Wednesday, December 11, 2013

Thanksgiving Traditions?

Justin came home for Thanksgiving Week. It's comforting how quickly family life can fall into routine again. Our home had adjusted to one less son, and then when he returned home, he just melted into that Justin-sized hole left in his absence. We didn't feel that void, life gets busy, life goes on, but when he returns everything just fits together as if he never left. In many ways the same son that I knew a year ago, in many ways also showing a sense of maturity and reality-adjustment that only perspective and reflection can give... not too much maturity though.


On one of his first nights back home, Benjamin asked Justin, "Why do you have Cameron's face?" That's an astoundingly perceptive question for his 3-year old little brain. I have occasionally noticed a shared trait between the two but I have never thought they looked alike, despite the comments of many others. I guess since Cameron has just sprouted up and changed so much physically lately, I can see it a lot more.

My sophomores read the short story "Everyday Use," by Alice Walker. The pre-writing activity is writing about a family tradition. The students often struggle over this and say that they don't have any family traditions. So, I tell them to just think about something they always do for the holidays. This, of course, causes me to stress and worry if our small little family has any traditions and would my boys be ones to struggle over responding to this prompt. I imagine they would.

Our Thanksgiving morning traditionally begins with the boys running the Turkey Trot 5K with the YMCA. This year, they actually walked down there themselves, food donations in tote, and ran. So, I can't really say that's much of a "family" tradition. Second to that, I would say we traditionally watch the Macy's Thanksgiving Day Parade. Except this year, I gave myself permission to admit that I just find the whole thing irritating. Is it a parade or is it a collection of musical melodies? And do we really need commentators identifying the overly-inflated socially iconic balloons harnessed down and drug along "Fifty Shades" style? No, this year I didn't need that, and just skipped the whole thing.

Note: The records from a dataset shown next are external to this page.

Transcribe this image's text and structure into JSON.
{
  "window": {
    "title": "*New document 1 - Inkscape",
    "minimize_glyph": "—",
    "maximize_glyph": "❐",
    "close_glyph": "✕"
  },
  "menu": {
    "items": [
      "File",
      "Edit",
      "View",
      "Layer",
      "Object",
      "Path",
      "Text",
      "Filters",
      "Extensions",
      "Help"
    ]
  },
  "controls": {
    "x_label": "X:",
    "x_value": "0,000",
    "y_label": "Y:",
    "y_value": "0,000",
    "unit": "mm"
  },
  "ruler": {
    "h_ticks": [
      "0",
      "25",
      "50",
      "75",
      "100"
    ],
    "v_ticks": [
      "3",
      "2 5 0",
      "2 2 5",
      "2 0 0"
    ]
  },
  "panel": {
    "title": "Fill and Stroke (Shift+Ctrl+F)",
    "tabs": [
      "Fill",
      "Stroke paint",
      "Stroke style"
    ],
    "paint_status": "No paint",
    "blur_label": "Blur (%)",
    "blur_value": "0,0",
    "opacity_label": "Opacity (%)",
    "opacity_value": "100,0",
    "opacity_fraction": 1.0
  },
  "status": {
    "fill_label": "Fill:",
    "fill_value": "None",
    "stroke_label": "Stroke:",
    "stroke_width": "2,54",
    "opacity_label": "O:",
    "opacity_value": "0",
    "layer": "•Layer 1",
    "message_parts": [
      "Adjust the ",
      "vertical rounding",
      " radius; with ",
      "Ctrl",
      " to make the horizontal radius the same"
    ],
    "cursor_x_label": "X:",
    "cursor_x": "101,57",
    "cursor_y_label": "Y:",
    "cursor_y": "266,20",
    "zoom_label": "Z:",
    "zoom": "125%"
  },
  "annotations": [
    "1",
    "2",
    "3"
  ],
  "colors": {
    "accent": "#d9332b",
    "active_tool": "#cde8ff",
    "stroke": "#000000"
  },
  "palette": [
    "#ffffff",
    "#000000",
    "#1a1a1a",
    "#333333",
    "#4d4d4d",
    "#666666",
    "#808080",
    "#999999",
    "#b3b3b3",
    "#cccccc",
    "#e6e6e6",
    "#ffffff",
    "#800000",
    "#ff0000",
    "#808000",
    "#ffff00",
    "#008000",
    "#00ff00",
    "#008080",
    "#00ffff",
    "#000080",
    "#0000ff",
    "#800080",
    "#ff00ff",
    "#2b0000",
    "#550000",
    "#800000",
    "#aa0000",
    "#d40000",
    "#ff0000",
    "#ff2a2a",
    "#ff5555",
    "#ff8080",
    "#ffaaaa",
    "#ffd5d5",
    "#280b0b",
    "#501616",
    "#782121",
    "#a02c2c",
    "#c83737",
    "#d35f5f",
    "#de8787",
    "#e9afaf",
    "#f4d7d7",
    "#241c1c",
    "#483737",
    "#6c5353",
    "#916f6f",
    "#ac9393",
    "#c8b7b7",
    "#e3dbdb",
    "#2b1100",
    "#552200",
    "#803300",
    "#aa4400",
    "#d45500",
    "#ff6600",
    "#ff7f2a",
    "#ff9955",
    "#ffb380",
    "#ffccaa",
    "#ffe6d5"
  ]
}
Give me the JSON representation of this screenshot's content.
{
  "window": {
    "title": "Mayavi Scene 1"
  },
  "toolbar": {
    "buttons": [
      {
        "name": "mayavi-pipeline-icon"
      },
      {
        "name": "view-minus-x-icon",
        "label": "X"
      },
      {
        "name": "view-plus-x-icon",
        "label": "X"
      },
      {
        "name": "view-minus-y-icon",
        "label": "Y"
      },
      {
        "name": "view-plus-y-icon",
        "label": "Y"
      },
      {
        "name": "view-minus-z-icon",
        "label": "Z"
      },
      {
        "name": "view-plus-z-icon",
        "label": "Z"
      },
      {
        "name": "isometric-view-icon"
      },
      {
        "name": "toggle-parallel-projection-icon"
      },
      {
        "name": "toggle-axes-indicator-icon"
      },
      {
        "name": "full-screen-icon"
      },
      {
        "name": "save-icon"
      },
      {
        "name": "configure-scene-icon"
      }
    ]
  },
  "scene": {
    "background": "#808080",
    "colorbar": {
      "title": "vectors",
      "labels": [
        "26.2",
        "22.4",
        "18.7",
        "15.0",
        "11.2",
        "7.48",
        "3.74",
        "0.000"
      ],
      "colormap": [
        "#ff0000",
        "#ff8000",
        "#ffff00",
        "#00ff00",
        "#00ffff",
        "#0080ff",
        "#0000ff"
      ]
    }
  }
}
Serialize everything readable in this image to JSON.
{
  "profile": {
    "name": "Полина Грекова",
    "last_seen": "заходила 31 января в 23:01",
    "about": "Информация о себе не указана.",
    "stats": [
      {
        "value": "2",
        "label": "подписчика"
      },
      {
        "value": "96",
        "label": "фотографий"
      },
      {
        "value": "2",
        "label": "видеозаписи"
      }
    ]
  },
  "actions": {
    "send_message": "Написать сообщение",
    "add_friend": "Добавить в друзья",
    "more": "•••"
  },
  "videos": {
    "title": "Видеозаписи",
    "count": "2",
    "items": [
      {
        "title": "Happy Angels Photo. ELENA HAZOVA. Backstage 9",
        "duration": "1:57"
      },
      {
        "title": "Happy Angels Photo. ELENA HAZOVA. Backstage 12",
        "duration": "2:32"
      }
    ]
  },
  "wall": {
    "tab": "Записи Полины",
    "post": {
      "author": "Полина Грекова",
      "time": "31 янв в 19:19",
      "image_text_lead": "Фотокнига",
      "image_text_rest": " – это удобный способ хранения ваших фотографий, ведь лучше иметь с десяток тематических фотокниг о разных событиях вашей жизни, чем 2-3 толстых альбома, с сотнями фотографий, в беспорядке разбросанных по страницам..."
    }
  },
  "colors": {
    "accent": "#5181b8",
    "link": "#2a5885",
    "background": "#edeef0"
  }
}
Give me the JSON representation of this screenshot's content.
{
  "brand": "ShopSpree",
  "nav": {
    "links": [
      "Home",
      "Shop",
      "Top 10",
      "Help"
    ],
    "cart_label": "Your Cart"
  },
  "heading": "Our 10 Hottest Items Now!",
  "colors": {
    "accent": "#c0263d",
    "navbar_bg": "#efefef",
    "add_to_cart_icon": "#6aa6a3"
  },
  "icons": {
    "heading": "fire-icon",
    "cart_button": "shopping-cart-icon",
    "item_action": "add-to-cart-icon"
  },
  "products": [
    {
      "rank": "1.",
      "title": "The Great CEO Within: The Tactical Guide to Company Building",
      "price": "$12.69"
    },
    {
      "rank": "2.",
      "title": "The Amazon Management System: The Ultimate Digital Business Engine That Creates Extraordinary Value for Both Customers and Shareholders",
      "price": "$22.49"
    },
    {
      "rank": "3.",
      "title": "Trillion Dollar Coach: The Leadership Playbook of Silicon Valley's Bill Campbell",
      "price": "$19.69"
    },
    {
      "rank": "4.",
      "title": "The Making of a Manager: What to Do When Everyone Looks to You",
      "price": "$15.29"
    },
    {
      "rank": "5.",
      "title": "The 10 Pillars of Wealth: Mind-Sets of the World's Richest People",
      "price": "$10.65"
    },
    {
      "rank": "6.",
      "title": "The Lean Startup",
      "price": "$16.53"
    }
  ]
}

Does Black Friday shopping count as a family tradition? It probably shouldn't since it is the epitome of why I dread the "holiday season." If it could though, we could check that one on the Thanksgiving traditions list. We didn't get crazy about it, didn't head out until after 10 in the morning. Of course with the (much debated) beginning of "Black Friday" specials on Thanksgiving Day, it doesn't seem there were the normal early morning hour crowds and craziness.

We did a little bit of this...
 
And a whole lot of this...
 
Getting the boys new phones was first on the agenda of the day. However, it became the greater part of the entire day. After spending nearly two hours waiting in the Verizon store, we were (thankfully) told by our Associate that the phones we were looking at were $200 cheaper at Best Buy that day. The really sad part of the whole "adventure" was the phones we were getting were the most decent of the nondata-required models, and thus not at all the ones anyone else wanted, but yet the ones that consumed our day in wait. Case in point, when we arrived to Best Buy, there were only two models in stock. Over two hours later when we made it to the front of the line (which was not that long and should not have taken two hours), there were still two models in-stock. Of course with both boys having phones requiring duct tape to hold them together, speaker phones to call anyone, and advanced cryptology skills to decipher the texts, I was approaching the modern-aged definition of neglect, and they needed to be allowed to just die... the phones, not the boys.

After a bit of shopping, post phone-buying-marathon, we did go see "Catching Fire." Come to think of it, the last time we did Black Friday shopping, it was to stand in line over 3 hours to buy I-pod Touches after going to see the late showing of one of the "Twilight" movies.

So, I guess the best summary of our Thanksgiving traditions is prolonged shopping to buy mildly outdated technology coupled with Hollywood's raping of young adult literature?